Dopo quello sfogo il morale di entrambi toccava terra e nessuno dei due proferì altre parole. Su di loro calò un silenzio che sapeva di dolore e preoccupazione, la speranza ormai svanita.
 
“Black tocca a te!” Quell’annuncio riportò entrambi alla realtà. Il poliziotto sulla soglia si avvicinò per sganciare le manette che avevano costretto Jon a letto e gliele chiuse intorno ai polsi.
Il quartetto si avviò verso la stanza delle visite. Ad ogni passo il prigioniero digrignava i denti nel vano tentativo di mascherare il suo dolore. Cameron se ne accorse e domandò se non fosse possibile spostarlo con una barella.
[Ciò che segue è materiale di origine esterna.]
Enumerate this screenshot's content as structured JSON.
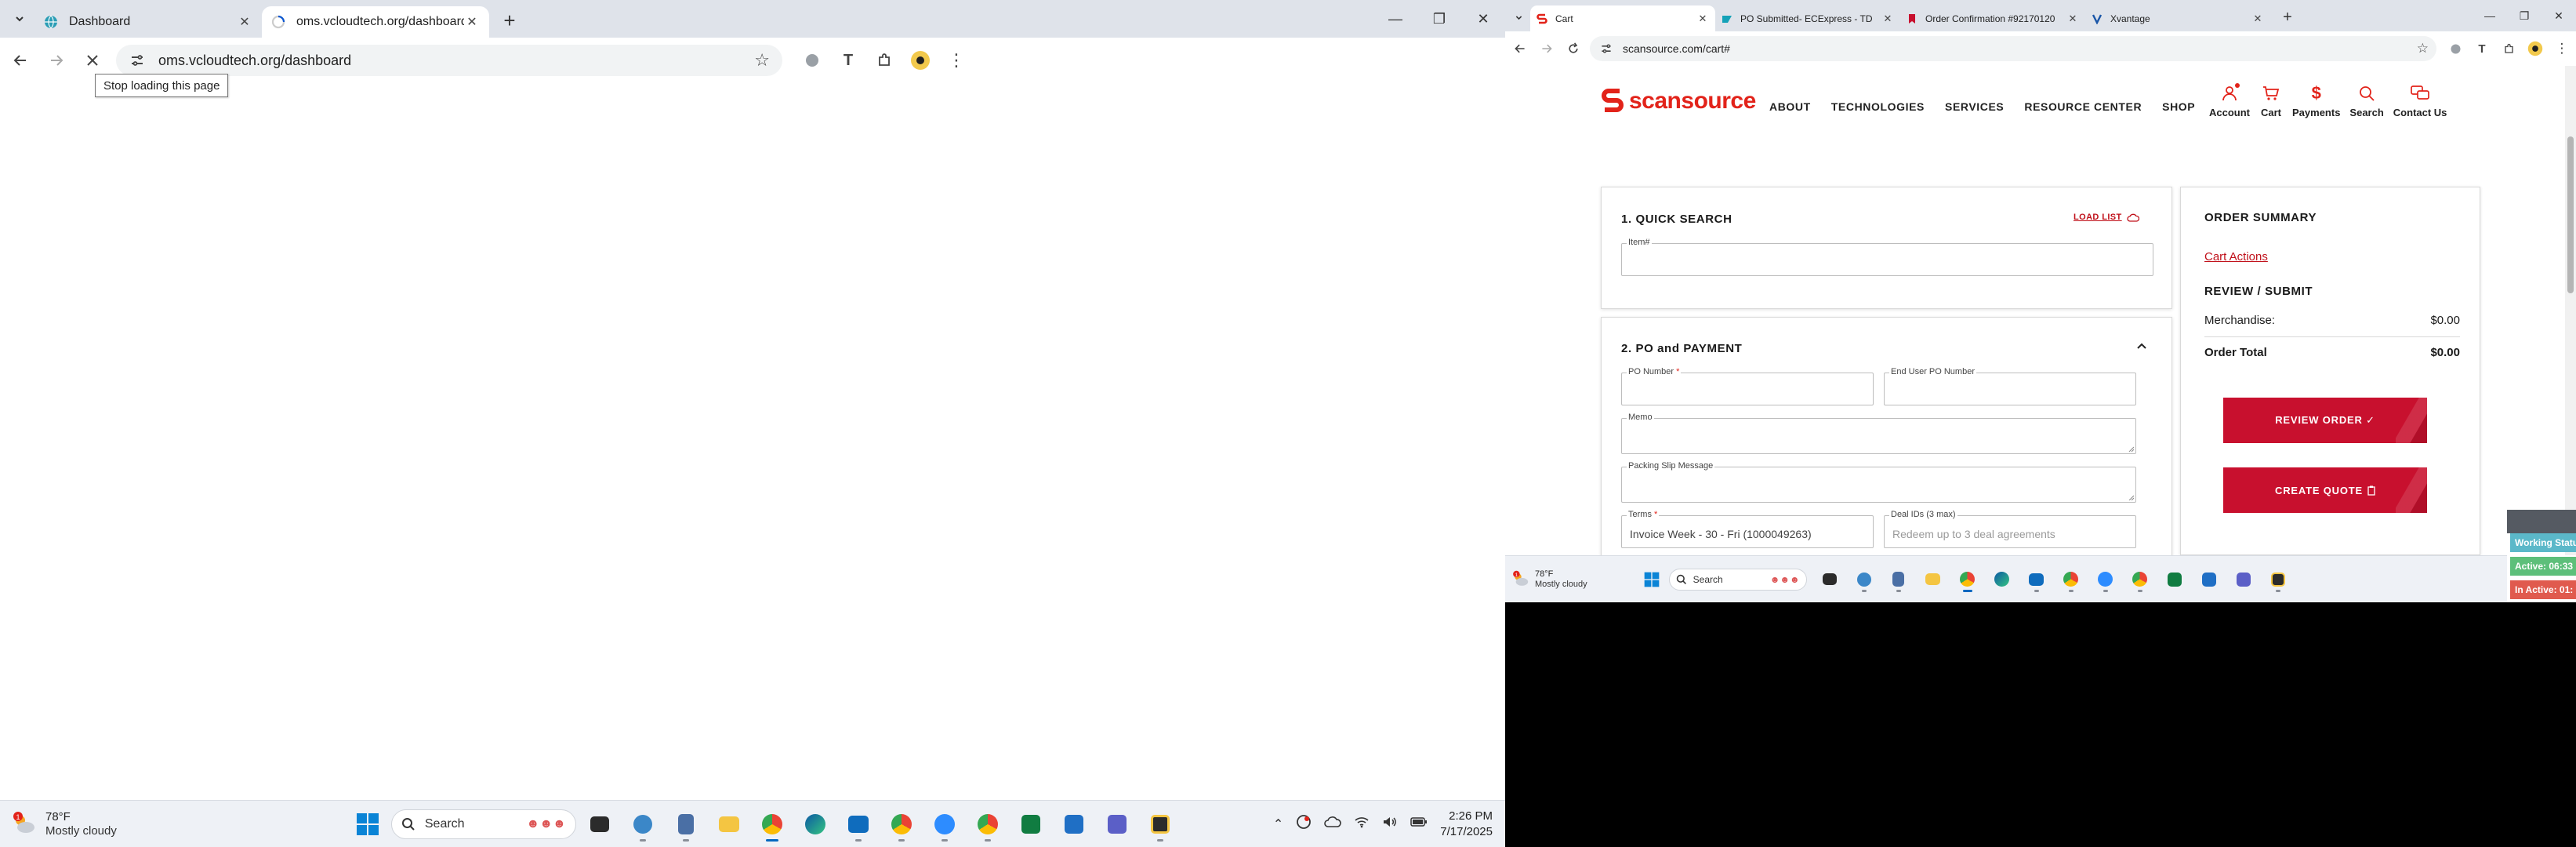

Il fratello tentò di redarguirlo, ma nessuno sarebbe riuscito a zittire il presuntuoso mago, che ripeté il quesito all’arcigna infermiera che capeggiava il gruppo.
“Dovrebbe ringraziare che li curiamo, quelli come lui.” Rispose lei autoritaria.
“Quelli come lui?” Sbottò Cam. “Sta parlando di un essere umano, non di uno scarafaggio!”
Lei inarcò uno sopracciglio, evidentemente irritata dalle considerazioni non richieste e disse: “Sono peggio delle blatte, questi schifosi ladri ed assassini.”
“Mio fratello è innocente!” Ribatté ormai al limite della pazienza, mentre il soggetto in questione continuava a dargli delle gomitate per zittirlo.
“Oh certo, ne sono proprio sicura.” La donna non aveva dubbi su chi fosse il cattivo della situazione. “Vi ho visti in tv. Il gemello segreto!” Ridacchiò. “Non deve stupire che sia diventato uno squilibrato, solo un folle crescerebbe suo figlio nell’ombra. Scommetto che ti è pure piaciuto investire quella poveretta.” Non aveva bisogno di chiudere gli occhi per rivedere l’immagine che solo un anno prima aveva sconvolto l’America.
Cameron avrebbe voluto prenderla a schiaffi, ma si trattenne, promettendo a se stesso che avrebbe trovato le prove per scagionare il fratello e allora nessuno avrebbe più avuto dubbi sulla sua innocenza.
Si fermarono davanti ad una porta e, spalancandola, la donna disse: “Spogliati, tra poco arriverà il dottore per la visita.” Poi si voltò verso Cameron e additandolo gli intimò di aspettare in corridoio, quindi girò i tacchi e scomparì dietro l’angolo.